OP, you are conflating two different issues.
Compression is about density, not matchmaker type. It’s about “how many vehicles are in a bracket?” and not “why are these specific vehicles in that bracket?”
Just as a hypothetical example, it would be possible to have a historical matchmaker that suffers from horrible compression: divide all vehicles in the game into two brackets, WW2 and Postwar, with no further bracketing. There, done. Now, Pz III Es and IS-3s are in the same bracket.
This is obviously an “absurd” example, but it serves to illustrate the point: you’re talking about two separate things, compression, and matchmaker type.
So, let’s deal with them separately.
Is there a huge issue of BR compression in War Thunder? Yes, a thousand times yes. No argument there, I completely agree. Nothing more to add.
Independently of decompression, would we be better off if we had a historical matchmaker? I don’t think so. Here is why:
There are a few, clear and very compelling arguments in favour of performance-based matchmakers. First of all, it means that every vehicle ideally (this doesn’t always happen in practice, but in general terms) has a chance to be competitive. Therefore, every vehicle is worth playing more or less equally.
After all, if players aren’t going to play the vehicle, why have it in the game at all? It’s a waste of manpower, working hours, and graphical/sound assets. Investing these resources is only justified if people actually play the vehicle.
Another obvious pro is that it’s easy. You just need to create the vehicle, and done. Drop it in game, see how it does, determine its BR. Instead, if you needed a historical context to justify the presence of every new vehicle you introduce, you would need a lot more work, pace of updates would be slower, and the number of vehicles in game would be much lower.
A game with a limited amount of vehicles can have historical matchmaking far more easily, because the number of variables is smaller. A game that plans on having tons and tons of vehicles can benefit from the relative simplicity of a performance-based matchmaker.
I think it’s obvious which option would be more attractive, if you were thinking about it from a pure business POV.
To make things even more complicated, some of the counters you would need to make historical matchmaking viable, simply do not exist in this game. Like when you say:
This sounds nice on paper, but the problem is that the reality of historical armoured warfare was a lot more complicated than that.

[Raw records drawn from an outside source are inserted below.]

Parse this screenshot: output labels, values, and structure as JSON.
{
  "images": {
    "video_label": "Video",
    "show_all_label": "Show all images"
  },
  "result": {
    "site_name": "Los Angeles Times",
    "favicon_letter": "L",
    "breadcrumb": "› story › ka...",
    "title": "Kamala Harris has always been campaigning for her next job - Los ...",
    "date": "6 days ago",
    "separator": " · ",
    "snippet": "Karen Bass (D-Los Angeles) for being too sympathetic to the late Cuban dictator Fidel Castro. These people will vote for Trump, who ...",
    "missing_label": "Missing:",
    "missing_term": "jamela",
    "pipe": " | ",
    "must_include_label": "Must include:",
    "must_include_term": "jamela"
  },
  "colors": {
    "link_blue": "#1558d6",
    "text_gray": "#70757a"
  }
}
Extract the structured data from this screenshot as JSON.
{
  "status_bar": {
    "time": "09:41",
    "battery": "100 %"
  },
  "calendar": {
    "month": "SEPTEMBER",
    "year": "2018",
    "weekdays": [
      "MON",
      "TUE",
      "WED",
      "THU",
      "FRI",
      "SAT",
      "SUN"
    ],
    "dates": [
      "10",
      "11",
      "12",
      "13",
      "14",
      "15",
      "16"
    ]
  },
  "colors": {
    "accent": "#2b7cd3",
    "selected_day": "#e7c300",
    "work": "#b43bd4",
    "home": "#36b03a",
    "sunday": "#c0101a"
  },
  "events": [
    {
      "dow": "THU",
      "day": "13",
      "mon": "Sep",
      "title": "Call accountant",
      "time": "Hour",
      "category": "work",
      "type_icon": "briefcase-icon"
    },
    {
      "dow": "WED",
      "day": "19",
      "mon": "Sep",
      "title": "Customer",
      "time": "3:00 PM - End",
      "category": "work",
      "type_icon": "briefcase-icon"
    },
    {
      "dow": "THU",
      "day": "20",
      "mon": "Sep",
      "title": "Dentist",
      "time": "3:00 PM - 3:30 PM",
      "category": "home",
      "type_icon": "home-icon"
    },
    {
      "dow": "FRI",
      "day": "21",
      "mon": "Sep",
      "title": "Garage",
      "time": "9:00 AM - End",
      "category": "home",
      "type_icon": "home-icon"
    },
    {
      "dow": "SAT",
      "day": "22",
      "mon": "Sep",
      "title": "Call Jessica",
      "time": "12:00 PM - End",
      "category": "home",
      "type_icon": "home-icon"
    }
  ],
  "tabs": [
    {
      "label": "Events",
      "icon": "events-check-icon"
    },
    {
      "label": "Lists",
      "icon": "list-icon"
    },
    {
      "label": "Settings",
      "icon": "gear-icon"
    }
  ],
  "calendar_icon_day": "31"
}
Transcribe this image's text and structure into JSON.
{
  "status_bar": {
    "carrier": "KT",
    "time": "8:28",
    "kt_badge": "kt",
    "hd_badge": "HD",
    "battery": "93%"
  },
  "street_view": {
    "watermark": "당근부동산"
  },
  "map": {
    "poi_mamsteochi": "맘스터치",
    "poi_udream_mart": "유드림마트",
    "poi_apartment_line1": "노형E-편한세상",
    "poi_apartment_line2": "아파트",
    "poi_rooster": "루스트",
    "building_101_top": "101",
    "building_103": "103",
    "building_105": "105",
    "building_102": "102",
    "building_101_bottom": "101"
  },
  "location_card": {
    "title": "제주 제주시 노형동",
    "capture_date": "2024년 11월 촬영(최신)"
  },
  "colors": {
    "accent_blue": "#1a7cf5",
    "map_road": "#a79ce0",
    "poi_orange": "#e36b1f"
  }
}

For example, during Barbarossa, Germans in Pz 35 ts still managed to defeat Soviet heavy units with KV-1s. Have you ever asked yourself how that sort of thing was possible? It was because German doctrine allowed their tanks to work in close cooperation with infantry and towed anti-tank guns. We can’t recreate this aspect in WT without overhauling the game mechanics.
There is more than just doctrine, too. You would need to simulate logistics as well. German tanks would have perpetual fuel shortages, limiting how much they can move on the battlefield, or perhaps limited availability of ammunition and (for later in the war) even camouflage schemes.
Artillery would need to actually be the tank-killer it is IRL. Technical faults and maintenance issues for King Tigers would certainly allow a pack of Sherman 75mm and M18 players to win. Making this be competitive and enjoyable for both sides sounds like a nightmare, though. Especially if you then have to do the same, for hundreds of possible vehicle combinations in the game.
If you don’t include these limitations, and go just by numbers, you end up in a situation like the last World War season, everyone wanted to play the Germans in Operation Nordwind. I had so much fun driving around in a Jagdtiger that could not be frontally penetrated by any opponent I could possibly meet, but for that exact same reason, queue times were atrocious, and you ended up often in the paradoxical situation of having ten German players vs four American players just so a match could actually start. Which… yeah.
A game like IL-2 Tank Crew can get away with this, because they have a very limited number of available AFVs confined to one specific historical scenario. It’s impossible to reconcile it with the vast array of vehicles in WT.
One more issue with historical matchmaking is that WT is an incredibly arcadey game. It simply does not have (or wish to have) the simulator aspects that would make a historical matchmaker more interesting, where the sheer granularity of the experience and immersion can overcome the balance problems that the game might have, and make you have fun anyway.
WT clearly wants to be fast-paced, competitive, accessible, and huge. None of these things go well with historical mil sim, I’m afraid.
On a final note, I would recommend looking up custom servers that do historical reenactment battles. There are several which are excellent. I’m interested in that sort of thing too, a more roleplay experience, I just know this isn’t the game that can offer it in its normal modes. But in custom battles with other players, yes, totally.